Saint-Denis is a suburb that lies just north of the city of Paris and is easily accessible by train, metro, or bus. In my opinion, it is much more similar to New York City or Boston or major cities in the United States than Paris simply because it is much more diverse (socioeconomically, culturally, etc.) and more down-to-earth than the almost-too-beautiful, bourgeois, tourist-filled streets of the French capital. We took the metro there from the center of Paris and were pleasantly surprised by a lively, clamoring street market is present every day in Saint-Denis. Full of shouting vendors, Parisians looking for cheap produce, stands of 5-euro watches and 20-euro fake leather jackets, Muslim women wearing hijabs, men with full beards wearing loose lightweight matching shirts and pants in brightly-colored patterned fabrics...it was so refreshing!Now, who was Saint Denis? He was one of the people who tried to evangelize France. He was sentenced to death by beheading. There is a legend that Saint Denis, after being beheaded, picked up his own head, and survived long enough to walk to the place where he wan
ted to be buried...the current location of the Basilica of Saint-Denis.On the outside front wall of the basilica, there is a stone placard that reads: "En cette eglise le mardi 13 September 1479 Jeanne d'Arc blessée devant Paris en hommage a St.-Denis offrit ses armes." Which translates to English as: "In this church, on Tuesday, September 13, 1479, Joan of Arc, injured outside of Paris, offered her services to Saint Denis."

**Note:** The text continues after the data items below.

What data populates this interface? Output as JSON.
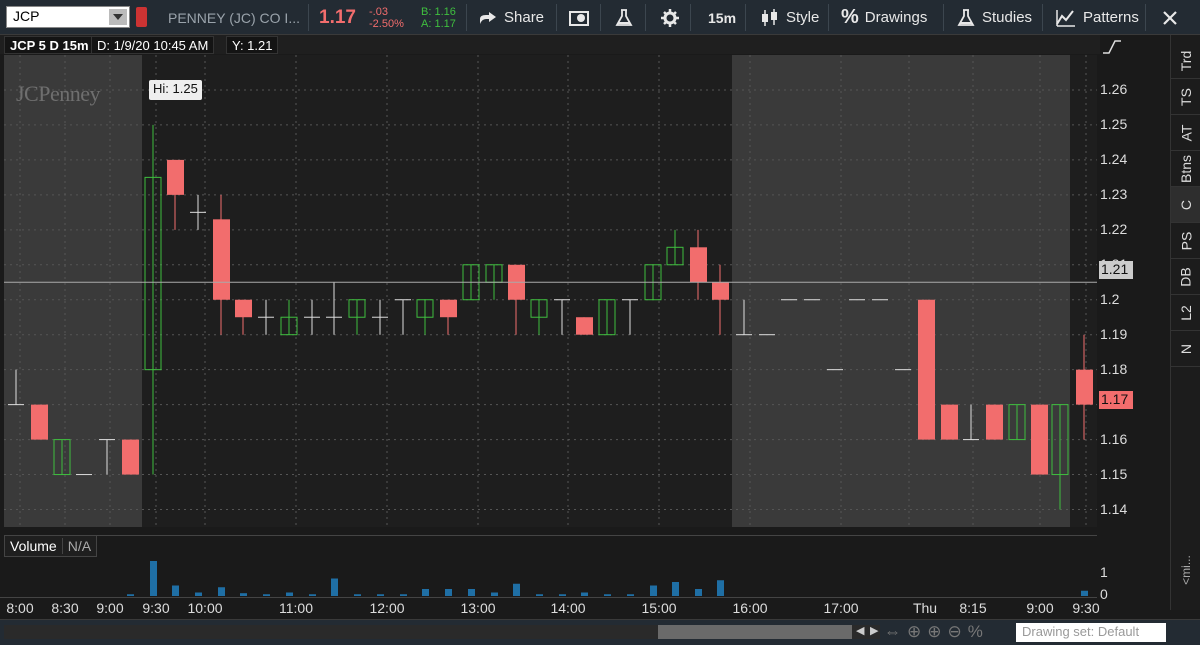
{
  "toolbar": {
    "symbol": "JCP",
    "company": "PENNEY (JC) CO I...",
    "last": "1.17",
    "change": "-.03",
    "change_pct": "-2.50%",
    "bid": "B: 1.16",
    "ask": "A: 1.17",
    "share_label": "Share",
    "timeframe": "15m",
    "style_label": "Style",
    "drawings_label": "Drawings",
    "studies_label": "Studies",
    "patterns_label": "Patterns"
  },
  "chart_header": {
    "title": "JCP 5 D 15m",
    "date": "D: 1/9/20 10:45 AM",
    "y": "Y: 1.21",
    "logo": "JCPenney",
    "hi_label": "Hi: 1.25"
  },
  "volume_header": {
    "label": "Volume",
    "value": "N/A"
  },
  "price_tags": {
    "crosshair": "1.21",
    "last": "1.17"
  },
  "y_ticks": [
    "1.26",
    "1.25",
    "1.24",
    "1.23",
    "1.22",
    "1.21",
    "1.2",
    "1.19",
    "1.18",
    "1.17",
    "1.16",
    "1.15",
    "1.14"
  ],
  "x_ticks": [
    "8:00",
    "8:30",
    "9:00",
    "9:30",
    "10:00",
    "11:00",
    "12:00",
    "13:00",
    "14:00",
    "15:00",
    "16:00",
    "17:00",
    "Thu",
    "8:15",
    "9:00",
    "9:30"
  ],
  "volume_ticks": [
    "1",
    "0"
  ],
  "right_tabs": [
    "Trd",
    "TS",
    "AT",
    "Btns",
    "C",
    "PS",
    "DB",
    "L2",
    "N"
  ],
  "right_more": "<mi...",
  "bottom": {
    "drawing_set": "Drawing set: Default"
  },
  "colors": {
    "up": "#3fbf3f",
    "down": "#f26d6d",
    "flat": "#dddddd",
    "bg_session": "#1e1e1e",
    "bg_ext": "#3a3a3a",
    "volume": "#1f6fa5"
  },
  "chart_data": {
    "type": "candlestick",
    "title": "JCP 5 D 15m",
    "ylim": [
      1.135,
      1.27
    ],
    "candles": [
      {
        "t": "7:45",
        "o": 1.17,
        "h": 1.18,
        "l": 1.17,
        "c": 1.17,
        "v": 0
      },
      {
        "t": "8:00",
        "o": 1.17,
        "h": 1.17,
        "l": 1.16,
        "c": 1.16,
        "v": 0
      },
      {
        "t": "8:15",
        "o": 1.15,
        "h": 1.16,
        "l": 1.15,
        "c": 1.16,
        "v": 0
      },
      {
        "t": "8:30",
        "o": 1.15,
        "h": 1.15,
        "l": 1.15,
        "c": 1.15,
        "v": 0
      },
      {
        "t": "8:45",
        "o": 1.16,
        "h": 1.16,
        "l": 1.15,
        "c": 1.16,
        "v": 0
      },
      {
        "t": "9:00",
        "o": 1.16,
        "h": 1.16,
        "l": 1.15,
        "c": 1.15,
        "v": 0.05
      },
      {
        "t": "9:30",
        "o": 1.18,
        "h": 1.25,
        "l": 1.15,
        "c": 1.235,
        "v": 1
      },
      {
        "t": "9:45",
        "o": 1.24,
        "h": 1.24,
        "l": 1.22,
        "c": 1.23,
        "v": 0.3
      },
      {
        "t": "10:00",
        "o": 1.225,
        "h": 1.23,
        "l": 1.22,
        "c": 1.225,
        "v": 0.1
      },
      {
        "t": "10:15",
        "o": 1.223,
        "h": 1.23,
        "l": 1.19,
        "c": 1.2,
        "v": 0.25
      },
      {
        "t": "10:30",
        "o": 1.2,
        "h": 1.2,
        "l": 1.19,
        "c": 1.195,
        "v": 0.08
      },
      {
        "t": "10:45",
        "o": 1.195,
        "h": 1.2,
        "l": 1.19,
        "c": 1.195,
        "v": 0.05
      },
      {
        "t": "11:00",
        "o": 1.19,
        "h": 1.2,
        "l": 1.19,
        "c": 1.195,
        "v": 0.1
      },
      {
        "t": "11:15",
        "o": 1.195,
        "h": 1.2,
        "l": 1.19,
        "c": 1.195,
        "v": 0.05
      },
      {
        "t": "11:30",
        "o": 1.195,
        "h": 1.205,
        "l": 1.19,
        "c": 1.195,
        "v": 0.5
      },
      {
        "t": "11:45",
        "o": 1.195,
        "h": 1.2,
        "l": 1.19,
        "c": 1.2,
        "v": 0.05
      },
      {
        "t": "12:00",
        "o": 1.195,
        "h": 1.2,
        "l": 1.19,
        "c": 1.195,
        "v": 0.05
      },
      {
        "t": "12:15",
        "o": 1.2,
        "h": 1.2,
        "l": 1.19,
        "c": 1.2,
        "v": 0.05
      },
      {
        "t": "12:30",
        "o": 1.195,
        "h": 1.2,
        "l": 1.19,
        "c": 1.2,
        "v": 0.2
      },
      {
        "t": "12:45",
        "o": 1.2,
        "h": 1.2,
        "l": 1.19,
        "c": 1.195,
        "v": 0.2
      },
      {
        "t": "13:00",
        "o": 1.2,
        "h": 1.21,
        "l": 1.2,
        "c": 1.21,
        "v": 0.2
      },
      {
        "t": "13:15",
        "o": 1.205,
        "h": 1.21,
        "l": 1.2,
        "c": 1.21,
        "v": 0.1
      },
      {
        "t": "13:30",
        "o": 1.21,
        "h": 1.21,
        "l": 1.19,
        "c": 1.2,
        "v": 0.35
      },
      {
        "t": "13:45",
        "o": 1.195,
        "h": 1.2,
        "l": 1.19,
        "c": 1.2,
        "v": 0.05
      },
      {
        "t": "14:00",
        "o": 1.2,
        "h": 1.2,
        "l": 1.19,
        "c": 1.2,
        "v": 0.05
      },
      {
        "t": "14:15",
        "o": 1.195,
        "h": 1.195,
        "l": 1.19,
        "c": 1.19,
        "v": 0.1
      },
      {
        "t": "14:30",
        "o": 1.19,
        "h": 1.2,
        "l": 1.19,
        "c": 1.2,
        "v": 0.05
      },
      {
        "t": "14:45",
        "o": 1.2,
        "h": 1.2,
        "l": 1.19,
        "c": 1.2,
        "v": 0.05
      },
      {
        "t": "15:00",
        "o": 1.2,
        "h": 1.21,
        "l": 1.2,
        "c": 1.21,
        "v": 0.3
      },
      {
        "t": "15:15",
        "o": 1.21,
        "h": 1.22,
        "l": 1.21,
        "c": 1.215,
        "v": 0.4
      },
      {
        "t": "15:30",
        "o": 1.215,
        "h": 1.22,
        "l": 1.2,
        "c": 1.205,
        "v": 0.2
      },
      {
        "t": "15:45",
        "o": 1.205,
        "h": 1.21,
        "l": 1.19,
        "c": 1.2,
        "v": 0.45
      },
      {
        "t": "16:00",
        "o": 1.19,
        "h": 1.2,
        "l": 1.19,
        "c": 1.19,
        "v": 0
      },
      {
        "t": "16:15",
        "o": 1.19,
        "h": 1.19,
        "l": 1.19,
        "c": 1.19,
        "v": 0
      },
      {
        "t": "16:30",
        "o": 1.2,
        "h": 1.2,
        "l": 1.2,
        "c": 1.2,
        "v": 0
      },
      {
        "t": "16:45",
        "o": 1.2,
        "h": 1.2,
        "l": 1.2,
        "c": 1.2,
        "v": 0
      },
      {
        "t": "17:00",
        "o": 1.18,
        "h": 1.18,
        "l": 1.18,
        "c": 1.18,
        "v": 0
      },
      {
        "t": "17:15",
        "o": 1.2,
        "h": 1.2,
        "l": 1.2,
        "c": 1.2,
        "v": 0
      },
      {
        "t": "17:30",
        "o": 1.2,
        "h": 1.2,
        "l": 1.2,
        "c": 1.2,
        "v": 0
      },
      {
        "t": "17:45",
        "o": 1.18,
        "h": 1.18,
        "l": 1.18,
        "c": 1.18,
        "v": 0
      },
      {
        "t": "Thu 8:00",
        "o": 1.2,
        "h": 1.2,
        "l": 1.16,
        "c": 1.16,
        "v": 0
      },
      {
        "t": "8:15",
        "o": 1.17,
        "h": 1.17,
        "l": 1.16,
        "c": 1.16,
        "v": 0
      },
      {
        "t": "8:30",
        "o": 1.16,
        "h": 1.17,
        "l": 1.16,
        "c": 1.16,
        "v": 0
      },
      {
        "t": "8:45",
        "o": 1.17,
        "h": 1.17,
        "l": 1.16,
        "c": 1.16,
        "v": 0
      },
      {
        "t": "9:00",
        "o": 1.16,
        "h": 1.17,
        "l": 1.16,
        "c": 1.17,
        "v": 0
      },
      {
        "t": "9:15",
        "o": 1.17,
        "h": 1.17,
        "l": 1.15,
        "c": 1.15,
        "v": 0
      },
      {
        "t": "9:20",
        "o": 1.15,
        "h": 1.17,
        "l": 1.14,
        "c": 1.17,
        "v": 0
      },
      {
        "t": "9:30",
        "o": 1.18,
        "h": 1.19,
        "l": 1.16,
        "c": 1.17,
        "v": 0.15
      }
    ]
  }
}
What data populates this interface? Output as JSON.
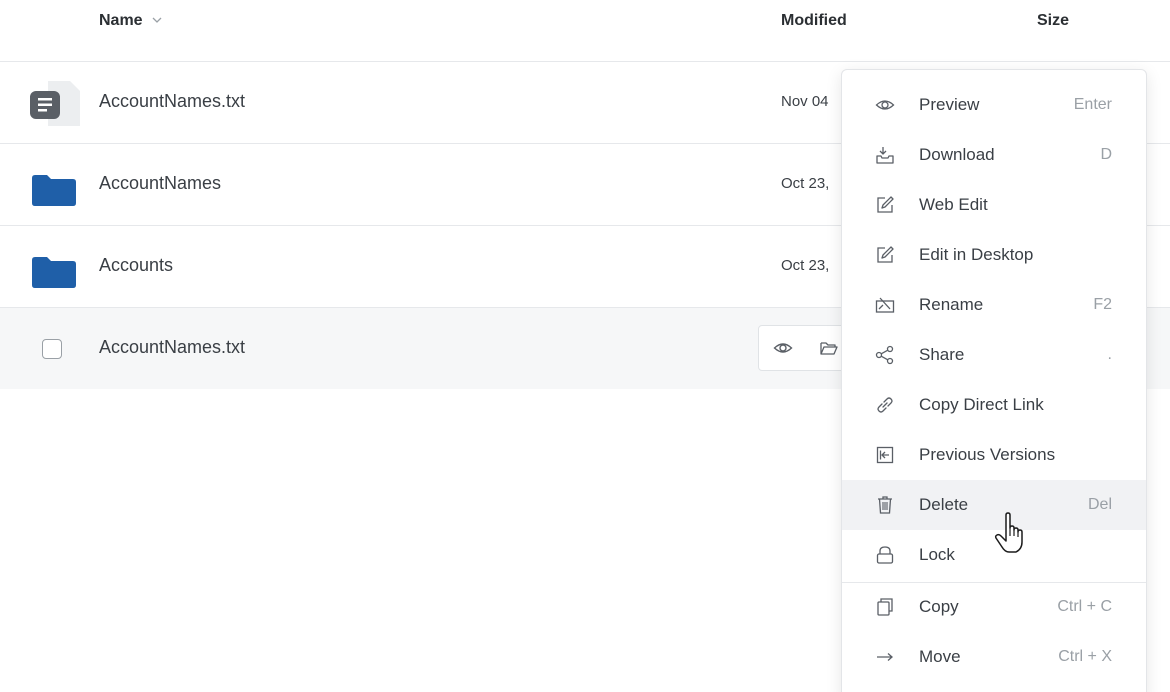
{
  "header": {
    "name_label": "Name",
    "name_sort_icon": "chevron-down-icon",
    "modified_label": "Modified",
    "size_label": "Size"
  },
  "rows": [
    {
      "name": "AccountNames.txt",
      "date": "Nov 04",
      "icon": "text-file-icon"
    },
    {
      "name": "AccountNames",
      "date": "Oct 23,",
      "icon": "folder-icon"
    },
    {
      "name": "Accounts",
      "date": "Oct 23,",
      "icon": "folder-icon"
    },
    {
      "name": "AccountNames.txt",
      "icon": "checkbox",
      "quick_actions": [
        "eye-icon",
        "folder-open-icon"
      ]
    }
  ],
  "context_menu": {
    "items": [
      {
        "label": "Preview",
        "shortcut": "Enter",
        "icon": "eye-icon"
      },
      {
        "label": "Download",
        "shortcut": "D",
        "icon": "download-icon"
      },
      {
        "label": "Web Edit",
        "shortcut": "",
        "icon": "edit-icon"
      },
      {
        "label": "Edit in Desktop",
        "shortcut": "",
        "icon": "edit-icon"
      },
      {
        "label": "Rename",
        "shortcut": "F2",
        "icon": "rename-icon"
      },
      {
        "label": "Share",
        "shortcut": ".",
        "icon": "share-icon"
      },
      {
        "label": "Copy Direct Link",
        "shortcut": "",
        "icon": "link-icon"
      },
      {
        "label": "Previous Versions",
        "shortcut": "",
        "icon": "versions-icon"
      },
      {
        "label": "Delete",
        "shortcut": "Del",
        "icon": "trash-icon",
        "highlighted": true
      },
      {
        "label": "Lock",
        "shortcut": "",
        "icon": "lock-icon"
      },
      {
        "label": "Copy",
        "shortcut": "Ctrl + C",
        "icon": "copy-icon"
      },
      {
        "label": "Move",
        "shortcut": "Ctrl + X",
        "icon": "arrow-right-icon"
      }
    ]
  },
  "colors": {
    "folder": "#1f5fa8",
    "doc": "#5a5f66",
    "highlight": "#f1f2f4",
    "muted": "#9aa0a6"
  }
}
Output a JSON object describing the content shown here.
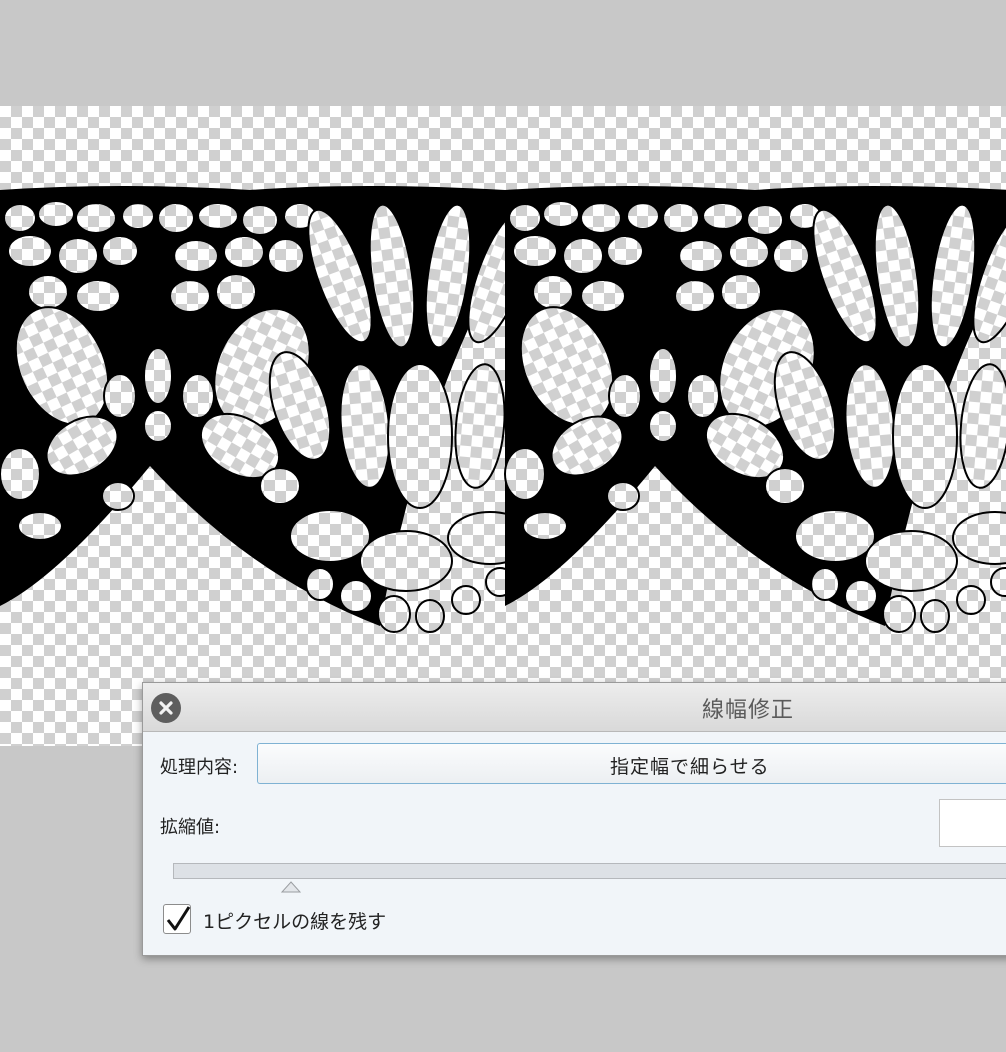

The outside of the basilica is unfortunately very dirty, as you can see from the first picture. The state doesn't have enough money to fund restoration of all of the historical buildings and places in France, and unfortunately, Saint Denis doesn't make enough of its own revenue through tours, souvenir shop sales, etc., to keep the building maintained. Therefore, you see that the outer walls are filthy, and the windows very dirty, as well. However, the inside is absolutely stunning. The colorful stained glass windows, the varying styles of architecture behind the transept of the basilica (showing how changes over time affected the style of the additions to the basilica)...it was all very beautiful. Here are some pictures to give you an idea:

But th
e best part of the basilica is that all the kings of France are buried HERE. Think about how much history that is in ONE place! The bodies are in their ornate stone tombs within the basilica or their tombs are within the basilica and their bodies are underneath the floor in the crypt. Whether the tombs we
re above or below ground, they were all quite creepy and somewhat unsettling. The stone tombs have likenesses of the people that are enterred within them. The older ones all look very rudementary and relatively cartoon-like and impersonal. However, as the tombs get younger and younger, the likenesses become more realistic and detailed, and some of them, even gruesome.

The part that I loved the most was the crypt...although when I first got down there I was super creeped out and seriously considered returning upstairs to ask someone to come and look around with me. It's not that it's poorly lighted or anything, but it smells weird, and well, there are lots of
dead people buried down there. It was absolutely amazing. So amazing, in fact, that I ended up spending WAY too much time down there and was late to meet the rest of my group.While I was down there, I discovered something that almost made me shout down in the crypts because I was so excited. During my junior year of high school, I did research about Louis XVII, the son of the king that was beheaded during the French Revolution. I learned that there was a legend/myth/piece of history that says that this very very young prince was rescued from imprisonment and eventual beheading/death by someone who disguised him and raised him elsewhere. Since then, there have been all sorts of claims that he survived. However, they later found a heart that is supposedly his. And guess where that heart is? Yeah. It's in small ornate glass jar with gold-leaf detailing in the crypt of the freaking Basilica of Saint-Denis. I freaking stumbled upon that thing. Paris is ridiculous. France is crazy. I love it.
It was really interesting to see another part of France that isn't all fine wine, $200 high heels, good cheese, expensive cafés, famous bookstores, artisan bread, aaaaaand only caucasian people. I feel that in general our group has been prone to acting and feeling as if France is some fake fairyland place that we see in movies and that even when we're in the country, we're so outside of the society that people feel comfortable being ridiculously loud and ostentatious. I think that seeing other parts of France and experiencing different cultures and environments will be a good way for all of us to learn that France isn't just la vie en rose through the eyes of Amélie.